Les interventions en séance

Collectivités territoriales
Jacqueline Gourault 29/06/2010

«Projet de loi de réforme des collectivités locales»

Mme Jacqueline Gourault

Monsieur le secrétaire d’État, je regrette que le projet de loi relatif à la modernisation de la démocratie locale, dont vous étiez à l’origine et dont nous avions commencé l’étude en 2009, n’ait pas été mené à terme. Je rappelle qu’il concernait le couple commune-intercommunalité. En effet, dans le présent projet de loi, cette question soulève peu de problèmes ; elle recueille même l’assentiment de tous. Par conséquent, si elle avait fait à elle seule l’objet d’un projet loi, nous aurions adopté le texte proposé, et pour ma part, je l’aurais fait des deux mains !
L’exécutif a choisi une autre méthode, qui consiste à traiter en même temps tous les niveaux de collectivités territoriales, au travers de quatre projets de loi déposés sur le bureau des assemblées et un cinquième à venir, nous annonçait-on, concernant les compétences. De plus, on a, curieusement, commencé par le financement des collectivités, avec la suppression de la taxe professionnelle et son remplacement par d’autres taxes, en particulier la contribution économique territoriale.
On le voit aujourd’hui, il eût été plus efficace de commencer par les compétences. Je l’avais dit alors : on a mis la charrue avant les bœufs ! Venons-en au conseiller territorial, point de crispation, lieu de polarisation de cette réforme.
Certains sont farouchement opposés à l’existence même du conseiller territorial, sur toutes les travées, même si certains l’expriment moins que d’autres.
Certains, dont je suis, n’y étaient pas hostiles par principe. Nombreux sont ceux qui ont rappelé, d’ailleurs, que dès 2002 François Bayrou avait proposé l’idée du rapprochement nécessaire du département et de la région.

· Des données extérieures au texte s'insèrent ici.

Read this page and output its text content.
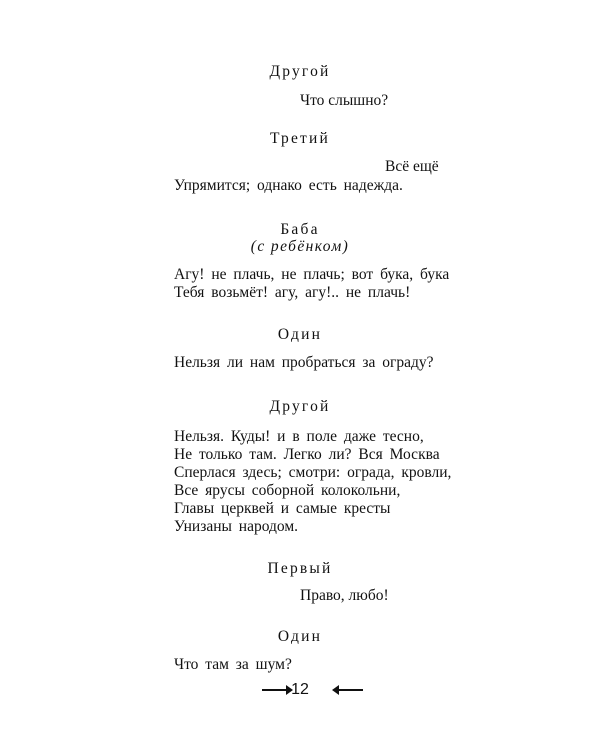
Другой
Что слышно?
Третий
Всё ещё
Упрямится; однако есть надежда.
Баба
(с ребёнком)
Агу! не плачь, не плачь; вот бука, бука
Тебя возьмёт! агу, агу!.. не плачь!
Один
Нельзя ли нам пробраться за ограду?
Другой
Нельзя. Куды! и в поле даже тесно,
Не только там. Легко ли? Вся Москва
Сперлася здесь; смотри: ограда, кровли,
Все ярусы соборной колокольни,
Главы церквей и самые кресты
Унизаны народом.
Первый
Право, любо!
Один
Что там за шум?
12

Mais deux points méritent aujourd’hui d’être précisés.
D’une part, il ne s’agissait pas de proposer les assemblées pléthoriques auxquelles on arrive aujourd’hui.
Il était maladroit, monsieur le ministre, de dire hier que cela existait déjà dans certaines intercommunalités, comme à Metz. Nombreux sont ceux qui ont dénoncé cet aspect. Il s’agit de limiter les intercommunalités et non de les prendre comme modèles pour justifier les assemblées territoriales telles qu’elles sont proposées. D’autre part, nous avons toujours réclamé une dose de proportionnelle, je dis bien « une dose ». Car aujourd’hui on a tendance à nous opposer que le scrutin uninominal est le seul garant de la représentation des territoires. Eh bien, figurez-vous que nous sommes d’accord ! C’est la raison pour laquelle nous avons proposé 80 % de scrutin majoritaire à deux tours.
Par conséquent, nous défendons, nous aussi, le scrutin majoritaire à deux tours. Mais si les territoires doivent tous être représentés, toutes les sensibilités politiques doivent l’être aussi. Donc, nous avons demandé 20 % de proportionnelle. Et c’est pourquoi nous sommes favorables au scrutin mixte, qui répondrait aux préoccupations de tous. On oppose les défenseurs de la proportionnelle à ceux du scrutin uninominal à deux tours ; moi, je défends les deux !
Je tenais à expliquer ma position. C’est très important.
Bizarrement, le Gouvernement avait déposé un projet de loi allant dans ce sens. Je crois savoir qui a pu l’inspirer... Bien sûr, ce projet de loi ne nous convenait pas tout à fait. Nous l’aurions amendée sur son aspect correctif et sur les deux tours.
On nous a même reproché de ne pas l’avoir assez soutenu ! Évidemment, ce projet de loi n’a pas été débattu ! (Mme Maryvonne Blondin opine.) Nous n’avons donc pas abordé ce sujet puisqu’il relevait d’un autre texte.
Je passe les épisodes récents : l’acceptation en première lecture et le vote par le groupe UMP d’un amendement de l’Union centriste, au Sénat, rappelant les principes auxquels nous étions attachés ; puis, la suppression, à l’Assemblée nationale, de notre amendement et l’introduction dans le texte du mode électoral prévu dans un autre projet de loi, posant ainsi un problème constitutionnel, au regard de l’article 39, selon lequel tout article touchant aux collectivités locales doit d’abord être débattu au Sénat.
Est venue ensuite, la semaine dernière, la suppression en commission du mode de scrutin introduit par l’Assemblée nationale.
À ce niveau, après lecture d’un certain nombre d’articles – je le dis avec le plus d’élégance possible –, je finis par me demander si cette suppression n’a pas été, comme disent les anglais, « facilitée », afin de réintroduire au Sénat cet amendement qui résout le problème d’inconstitutionnalité, du moins temporairement.
Si jamais nous ne le votons pas au Sénat, c’est le texte initial de la commission qui reviendra. Cette interprétation est peut-être trop oui, machiavélique, mais le souvenir de certains comportements m’éclaire un peu.
Bref, nous en sommes là aujourd’hui et j’aurai l’occasion de reprendre la parole au cours des débats. Je le rappelle cependant, le Sénat représente les collectivités territoriales et il serait pour le moins incongru que l’Assemblée nationale, plus précisément le groupe UMP impose sa vision des choses. Est-ce à dire qu’il faut adopter ce projet de loi tel qu’il nous est proposé ? Non, bien sûr ! Le Gouvernement doit aussi tenir compte de la Haute Assemblée. En tout cas, j’ose espérer qu’il en sera ainsi. (Applaudissements sur la plupart des travées de l’Union centriste, ainsi que sur plusieurs travées du groupe socialiste.)